Paolla Oliveira estreia em um novo gênero no cinema com A Herança de Narcisa, filme de terror que chega aos cinemas nesta quinta-feira (9). No longa, a atriz vive um desafio duplo ao interpretar duas personagens (mãe e filha), além de assumir cenas de grande exigência física e gravar as músicas do filme com a própria voz.
Em entrevista à revista Quem, Paolla contou que optou por realizar parte das sequências de risco sem o auxílio de dublês, decisão que deixou a equipe de produção apreensiva. Segundo ela, a experiência foi importante para aprofundar a construção da protagonista.
"Sou uma atriz muito física. Construir essa personagem dessa forma fez toda a diferença. Cada detalhe que construímos no corpo acabou trazendo um pouco mais dela para mim", afirmou.
A atriz explicou que os dublês permaneceram à disposição durante as gravações, mas ela fez questão de participar das cenas que considerava fundamentais para transmitir o sofrimento da personagem. Entre elas está uma sequência em que Ana aparece suspensa por cabos, presa pelos braços e pelos pés.
"Era importante sentir aquela dor, aquele peso e toda a angústia que a personagem vivia. Isso acabou me ajudando nas demais cenas", relatou.
Além do desafio físico, Paolla também precisou se preparar vocalmente. No filme, ela interpreta marchinhas inspiradas na década de 1960 e revelou ter feito aulas de canto antes das filmagens.
"Não sou cantora, principalmente nesse estilo mais antigo, mas tive toda a preparação necessária. A voz que aparece no filme é realmente a minha", disse.
Na trama, Ana retorna à antiga casa da mãe, Narcisa, após sua morte.
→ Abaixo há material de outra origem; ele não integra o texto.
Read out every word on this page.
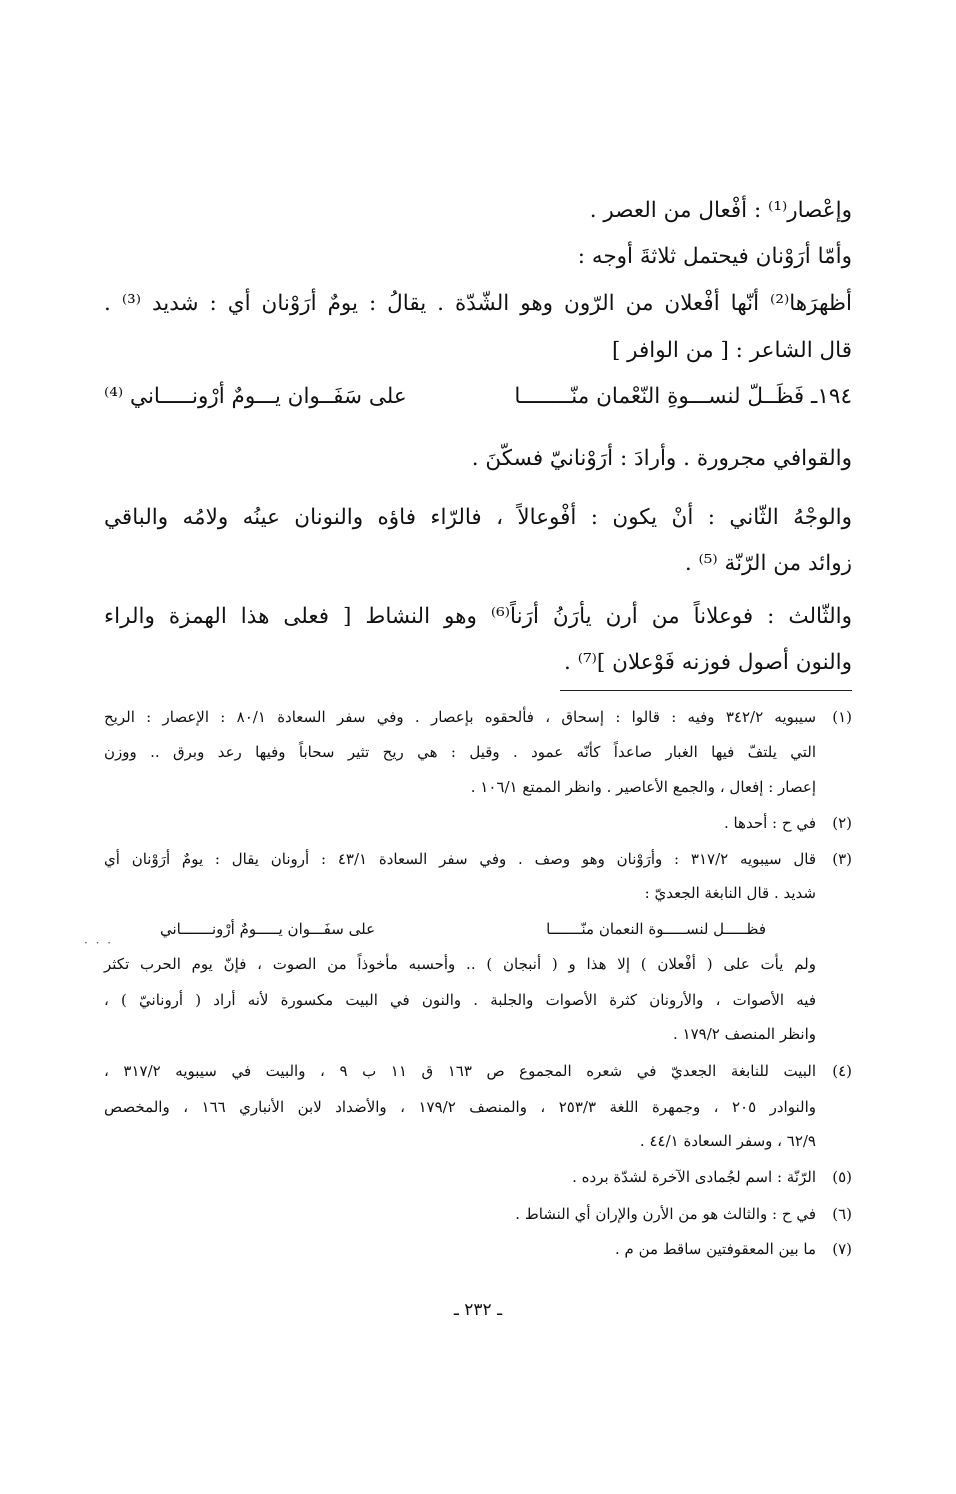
وإعْصار⁽¹⁾ : أفْعال من العصر .
وأمّا أرَوْنان فيحتمل ثلاثةَ أوجه :
أظهرَها⁽²⁾ أنّها أفْعلان من الرّون وهو الشّدّة . يقالُ : يومٌ أرَوْنان أي : شديد ⁽³⁾ .
قال الشاعر : [ من الوافر ]
١٩٤ـ فَظَــلّ لنســـوةِ النّعْمان منّــــــــا
على سَفَــوان يـــومٌ أرْونـــــاني ⁽⁴⁾
والقوافي مجرورة . وأرادَ : أرَوْنانيّ فسكّنَ .
والوجْهُ الثّاني : أنْ يكون : أفْوعالاً ، فالرّاء فاؤه والنونان عينُه ولامُه والباقي
زوائد من الرّنّة ⁽⁵⁾ .
والثّالث : فوعلاناً من أرن يأرَنُ أرَناً⁽⁶⁾ وهو النشاط [ فعلى هذا الهمزة والراء
والنون أصول فوزنه فَوْعلان ]⁽⁷⁾ .
(١)
سيبويه ٣٤٢/٢ وفيه : قالوا : إسحاق ، فألحقوه بإعصار . وفي سفر السعادة ٨٠/١ : الإعصار : الريح
التي يلتفّ فيها الغبار صاعداً كأنّه عمود . وقيل : هي ريح تثير سحاباً وفيها رعد وبرق .. ووزن
إعصار : إفعال ، والجمع الأعاصير . وانظر الممتع ١٠٦/١ .
(٢)
في ح : أحدها .
(٣)
قال سيبويه ٣١٧/٢ : وأرَوْنان وهو وصف . وفي سفر السعادة ٤٣/١ : أرونان يقال : يومٌ أرَوْنان أي
شديد . قال النابغة الجعديّ :
فظـــــل لنســـــوة النعمان منّـــــــا
على سفَـــوان يـــــومٌ أرْونـــــــاني
· · ·
ولم يأت على ( أفْعلان ) إلا هذا و ( أنبجان ) .. وأحسبه مأخوذاً من الصوت ، فإنّ يوم الحرب تكثر
فيه الأصوات ، والأرونان كثرة الأصوات والجلبة . والنون في البيت مكسورة لأنه أراد ( أرونانيّ ) ،
وانظر المنصف ١٧٩/٢ .
(٤)
البيت للنابغة الجعديّ في شعره المجموع ص ١٦٣ ق ١١ ب ٩ ، والبيت في سيبويه ٣١٧/٢ ،
والنوادر ٢٠٥ ، وجمهرة اللغة ٢٥٣/٣ ، والمنصف ١٧٩/٢ ، والأضداد لابن الأنباري ١٦٦ ، والمخصص
٦٢/٩ ، وسفر السعادة ٤٤/١ .
(٥)
الرّنّة : اسم لجُمادى الآخرة لشدّة برده .
(٦)
في ح : والثالث هو من الأرن والإران أي النشاط .
(٧)
ما بين المعقوفتين ساقط من م .
ـ ٢٣٢ ـ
Enquanto tenta vender o imóvel, passa a enfrentar acontecimentos sobrenaturais que a obrigam a revisitar traumas familiares e a relação marcada por conflitos com a matriarca.
Para Paolla, o suspense vai além do terror e convida o público a refletir sobre os próprios sentimentos e as marcas herdadas da família.
"A ideia é olhar para aquilo que incomoda, entender o que faz parte da nossa herança emocional e perceber o que já pode ser deixado para trás", concluiu.